O austríaco Johannes Duerr, atleta do esqui cross-country, foi expulso da Olimpíada de Inverno, neste domingo (23), após dar positivo para EPO em exame antidoping. Este foi o quinto caso de doping nos Jogos de Sochi.
— É um dia negro para nós.
Disse o presidente do Comitê Olímpico Austríaco, Karl Stoss, no último dia de competições na Rússia.
Duerr terminou em oitavo lugar no esquiatlo em 9 de fevereiro e realizou o teste sete dias depois, na Áustria, para onde tinha voltado com a intenção de treinar. Depois, ele retornou para Sochi, onde ia competir na prova de 50 quilômetros do cross-country neste domingo.
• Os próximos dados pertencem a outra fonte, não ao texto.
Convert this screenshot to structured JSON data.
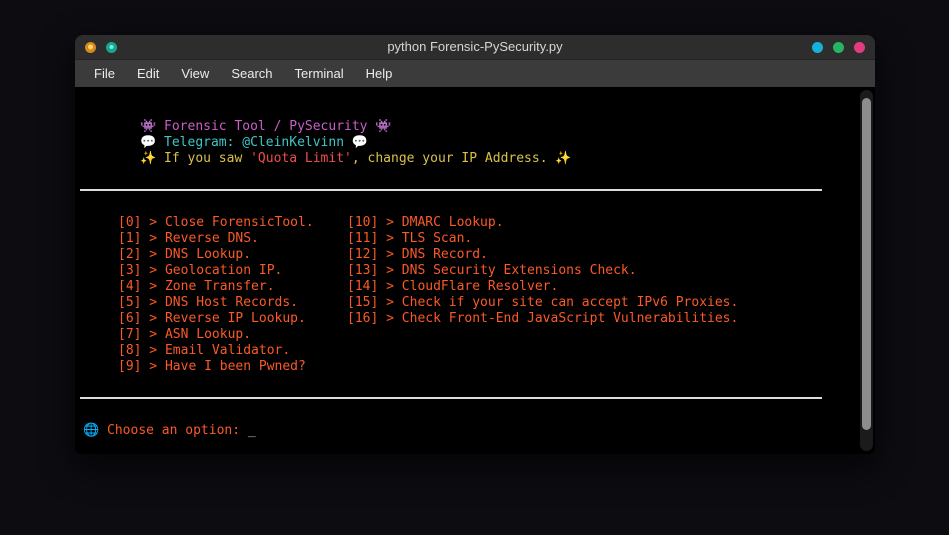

Primeiro caso de doping foi de atleta alemã
Stoss disse que a equipe austríaca estava "chocada" com o que aconteceu, acrescentando que Duerr foi testado 14 vezes antes nesta temporada, com todos os resultados sendo negativos. No aeroporto de Sochi, Duerr disse estar arrependido.
Ele afirmou à TV austríaca que podia "apenas pedir desculpas a todos".
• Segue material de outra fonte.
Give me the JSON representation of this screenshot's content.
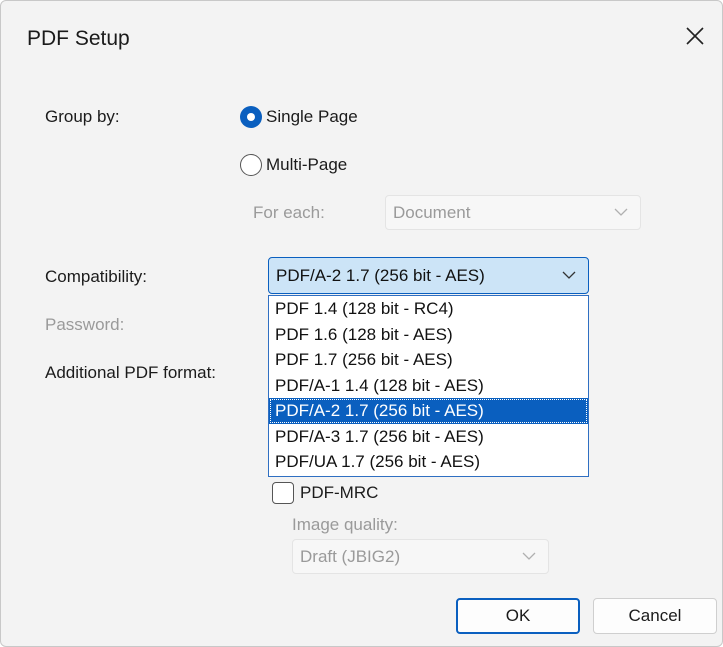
{
  "dialog": {
    "title": "PDF Setup"
  },
  "group_by": {
    "label": "Group by:",
    "options": [
      {
        "label": "Single Page",
        "checked": true
      },
      {
        "label": "Multi-Page",
        "checked": false
      }
    ],
    "for_each_label": "For each:",
    "for_each_value": "Document"
  },
  "compatibility": {
    "label": "Compatibility:",
    "selected": "PDF/A-2 1.7 (256 bit - AES)",
    "options": [
      "PDF 1.4 (128 bit - RC4)",
      "PDF 1.6 (128 bit - AES)",
      "PDF 1.7 (256 bit - AES)",
      "PDF/A-1 1.4 (128 bit - AES)",
      "PDF/A-2 1.7 (256 bit - AES)",
      "PDF/A-3 1.7 (256 bit - AES)",
      "PDF/UA 1.7 (256 bit - AES)"
    ],
    "selected_index": 4
  },
  "password": {
    "label": "Password:"
  },
  "additional": {
    "label": "Additional PDF format:",
    "mrc_label": "PDF-MRC",
    "mrc_checked": false,
    "image_quality_label": "Image quality:",
    "image_quality_value": "Draft (JBIG2)"
  },
  "buttons": {
    "ok": "OK",
    "cancel": "Cancel"
  },
  "colors": {
    "accent": "#0a5fbf",
    "dialog_bg": "#f3f3f3",
    "disabled_text": "#9a9a9a"
  }
}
— Muitas pessoas fizeram tudo o que podiam para me ajudar e agora eu os decepcionei com a minha burrice. Esta é a pior coisa que eu já fiz na minha vida. Isto é muito, muito difícil. Eu não posso explicar isso em três frases.
O EPO é usado para aumentar a resistência. Os outros quatro casos envolveram o uso de estimulantes que podem ser encontrados em suplementos alimentares. Nenhum dos cinco atletas que deram positivo em exames antidoping ganharam medalhas em Sochi. Os outros quatro foram: o letão Vitalijs Pavlovs, do hóquei, a ucraniana Marina Lisogor, do esqui cross-country, a alemã Evi Sachenbacher-Stehle, do biatlo, e o italiano William Frullani, do bobsled.
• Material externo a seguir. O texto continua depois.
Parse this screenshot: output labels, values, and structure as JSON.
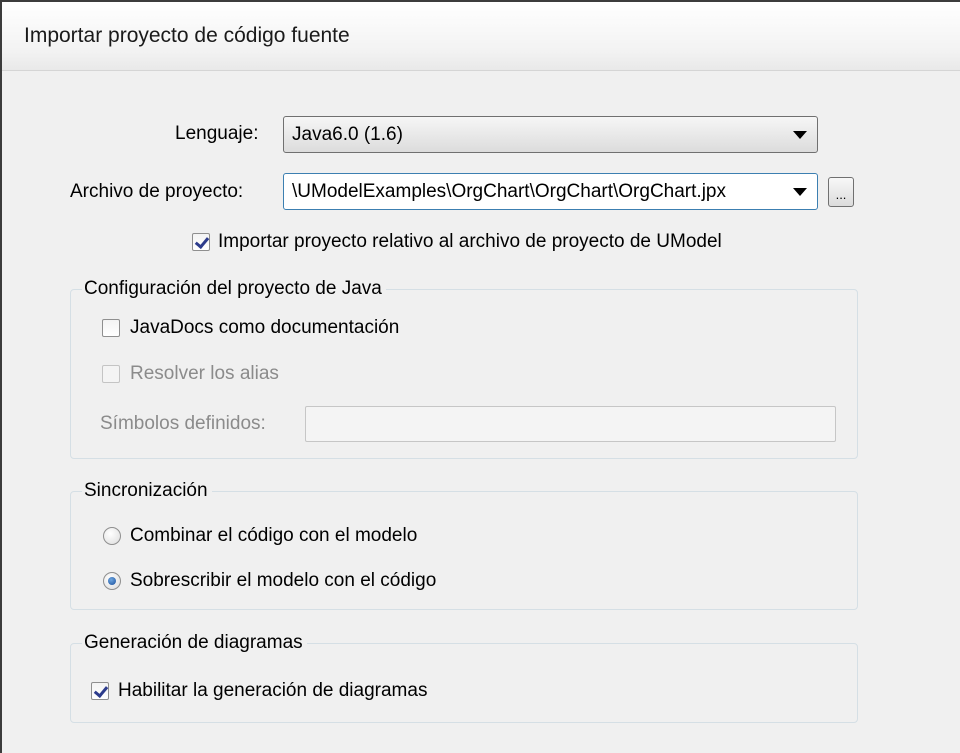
{
  "dialog": {
    "title": "Importar proyecto de código fuente"
  },
  "language": {
    "label": "Lenguaje:",
    "value": "Java6.0 (1.6)"
  },
  "project_file": {
    "label": "Archivo de proyecto:",
    "value": "\\UModelExamples\\OrgChart\\OrgChart\\OrgChart.jpx",
    "browse_label": "..."
  },
  "import_relative": {
    "label": "Importar proyecto relativo al archivo de proyecto de UModel",
    "checked": true
  },
  "java_settings": {
    "legend": "Configuración del proyecto de Java",
    "javadocs_label": "JavaDocs como documentación",
    "javadocs_checked": false,
    "resolve_alias_label": "Resolver los alias",
    "resolve_alias_checked": false,
    "symbols_label": "Símbolos definidos:",
    "symbols_value": ""
  },
  "sync": {
    "legend": "Sincronización",
    "option_merge": "Combinar el código con el modelo",
    "option_overwrite": "Sobrescribir el modelo con el código",
    "selected": "overwrite"
  },
  "diagrams": {
    "legend": "Generación de diagramas",
    "enable_label": "Habilitar la generación de diagramas",
    "enable_checked": true
  }
}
Há quatro anos, na Olimpíada de Inverno de Vancouver, só houve um caso de doping. Em Sochi, o COI se programou para realizar 2.453 exames antidoping, um recorde para os Jogos de Inverno. A maioria deles em esportes de resistência, como esqui cross-country e biatlo.
A entidade também armazenará amostras para analises futuras, que serão realizadas quando novos métodos para descobrir casos de doping estiverem disponíveis. O período irá variar de oito a dez anos, dependendo dos parâmetros do novo Código Mundial Antidoping.